1 自動車旅客輸送の活性化


(1) 需給調整規制の廃止等

 バス・タクシーの事業参入に際して行っている需給調整規制は、供給輸送力の安定的確保等に一定の効果が認められてきたが、一方で、意欲のある事業者の事業拡大や事業への新規参入を制限してきた面もある。また、バブル崩壊以降、輸送需要が低迷し、事業の活性化が求められている。
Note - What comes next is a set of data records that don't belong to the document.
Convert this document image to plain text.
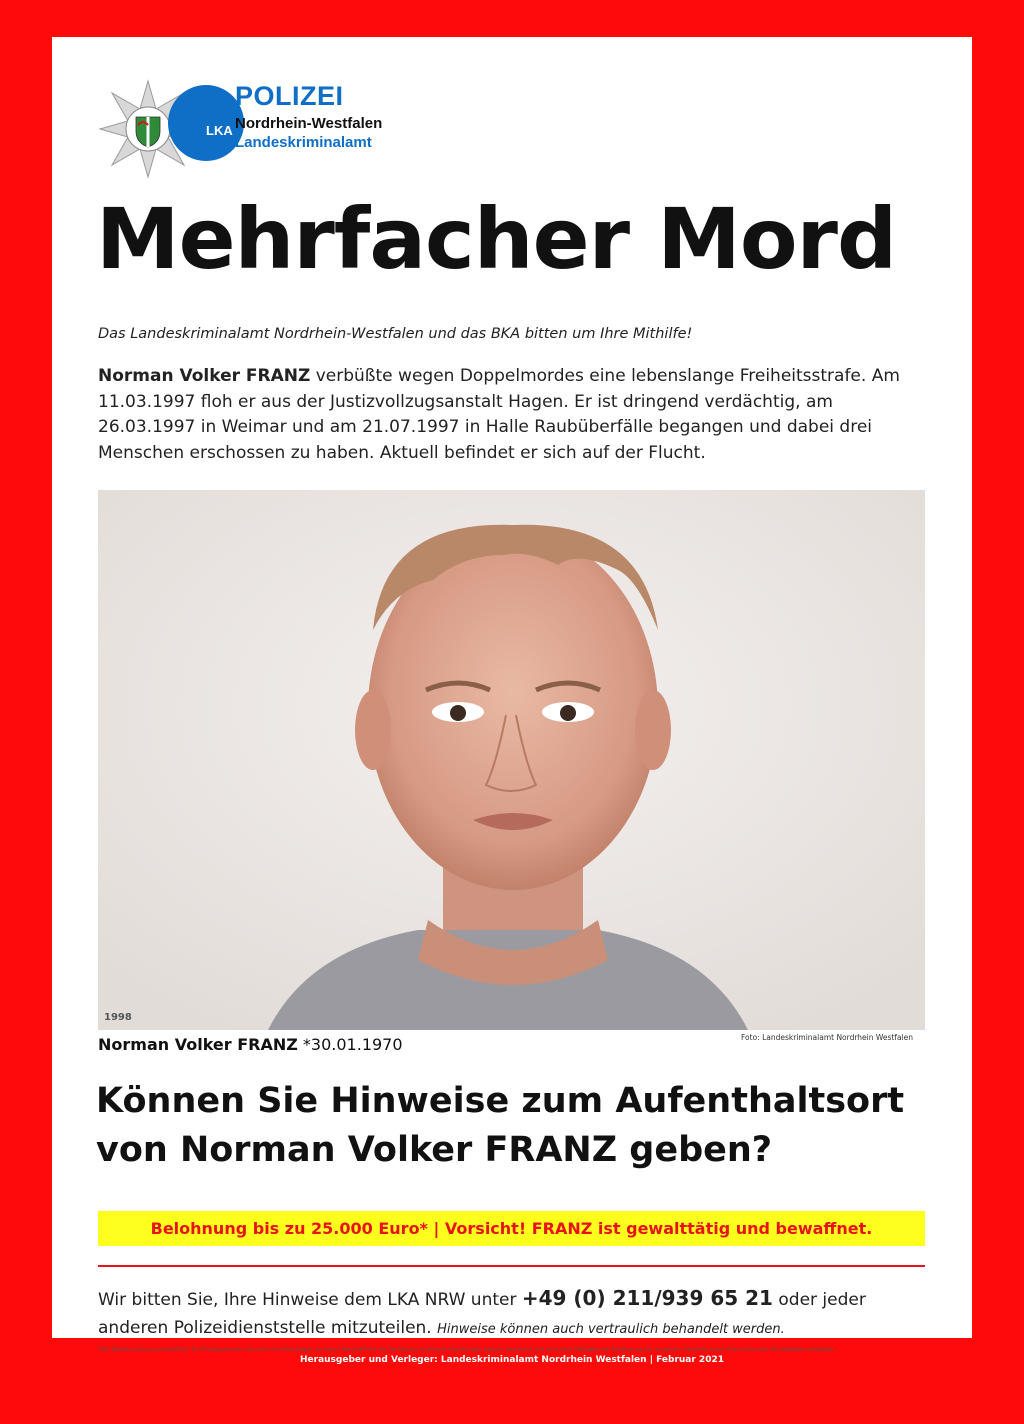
LKA
POLIZEI
Nordrhein-Westfalen
Landeskriminalamt
Mehrfacher Mord
Das Landeskriminalamt Nordrhein-Westfalen und das BKA bitten um Ihre Mithilfe!
Norman Volker FRANZ verbüßte wegen Doppelmordes eine lebenslange Freiheitsstrafe. Am 11.03.1997 floh er aus der Justizvollzugsanstalt Hagen. Er ist dringend verdächtig, am 26.03.1997 in Weimar und am 21.07.1997 in Halle Raubüberfälle begangen und dabei drei Menschen erschossen zu haben. Aktuell befindet er sich auf der Flucht.
1998
Norman Volker FRANZ *30.01.1970	Foto: Landeskriminalamt Nordrhein Westfalen
Können Sie Hinweise zum Aufenthaltsort von Norman Volker FRANZ geben?
Belohnung bis zu 25.000 Euro* | Vorsicht! FRANZ ist gewalttätig und bewaffnet.
Wir bitten Sie, Ihre Hinweise dem LKA NRW unter +49 (0) 211/939 65 21 oder jeder anderen Polizeidienststelle mitzuteilen. Hinweise können auch vertraulich behandelt werden.
*Die Belohnung ist ausschließlich für Privatpersonen und nicht für Amtsträger, zu deren Berufspflicht die Verfolgung strafbarer Handlungen gehört, bestimmt und wird nach Maßgabe der Bedeutung der einzelnen Hinweise unter Ausschluss des Rechtsweges vergeben.
Herausgeber und Verleger: Landeskriminalamt Nordrhein Westfalen | Februar 2021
このため、運輸省は、競争の促進により事業の効率化・活性化を図るため、目標期限を定めて需給調整規制を廃止することとした。

 需給調整規制の廃止により生活交通の維持、安全の確保、利用者保護等に支障の生ずるおそれがあるため、需給調整規制の廃止に向けて必要となる環境整備方策等について、9年4月に運輸政策審議会に諮問し、現在、同審議会自動車交通部会において審議が進められている。
 10年6月には、「貸切バスの需給調整規制廃止に向けて必要となる環境整備方策等について」答申され、事業参入について免許制から許可制に、運賃規制について認可制から届出制に、それぞれ移行するとともに、安全確保策を充実することとされた。今後、同答申を踏まえ、具体的措置を実施することとしている。
 また、乗合バスについて、中間報告がなされ、参入と退出の枠組みづくりでは、競争促進と生活交通維持との調和が必要であること、退出についても事前予告等の一定のルールが必要であること等について様々な論点の指摘がなされている。
 乗合バス、タクシーについては、10年度中に答申の予定である。

(2) バス

(3) タクシー事業の活性化

 需給調整規制廃止までの当面の措置として、9年度より需給調整基準の弾力化、ゾーン運賃制の導入等を行っている。
 事業者においては、サービスの向上や事業の活性化を図るため、ゾーンの上限以外の運賃の設定、初乗距離・初乗運賃をほぼ2分の1とする運賃の設定、女性タクシー運転者の積極的な採用、情報機器の活用等に取り組んでいる。10年7月には、秋田県大館市で初めて女性運転者だけのタクシー会社が事業を開始する等女性タクシー運転者数は、10年3月現在約8,259人、全タクシー運転者の約2%になっている。また、情報機器の高度化に伴い、無線やGPS(Grobal positioning system:衛星航法測位システム)等を活用したAVMシステム(Automatic vehicle monitoring system:車両位置等自動表示システム)の導入等が進められている。
 さらに、過疎地域や団地、深夜の都市等において運行されている乗合タクシーの普及を図っており、コース数では都市型は横這いであるが、過疎地型、団地型は増加傾向にあり、観光型や空港型も登場してきている。

(4) 高齢者・障害者等の輸送サービス

 今後の高齢化の進展、ノーマライゼーションの実現に向けて、高齢者・障害者等の移動を容易にするため、乗合バスへのノンステップバス・スロープ付バス・リフト付バスの普及、リフト付タクシーの普及、STSの調査・研究等に取り組んでいる(第1部第3章参照)。

(5) その他の輸送サービス

 レンタカーは、企業の利用や旅先等での個人利用のほか、自身で保有するよりも必要なときに借りる方が合理的と考えるユーザーの利用も増えてきている。自動車リースも、そのユーザーのほとんどが企業や自営業者であるが、近年、個人ユーザーも増加している。9年3月末現在で、レンタカーが約26万台、自動車リースが約198万台となるなど成長を続けている。
 また、近年、主に企業等との長期的な契約に基づき自家用自動車の運転、整備、燃料等の管理等を請け負う自家用自動車管理業や、飲酒等のため自己の車両を運転できなくなった者に代って運転を行う運転代行業が発展してきている。これらの事業については、利用者ニーズに的確に対応したサービスの提供、利用者保護、輸送の安全確保を図っていくため、関係行政機関とも連携しつつ所要の指導、助言、支援を行っている。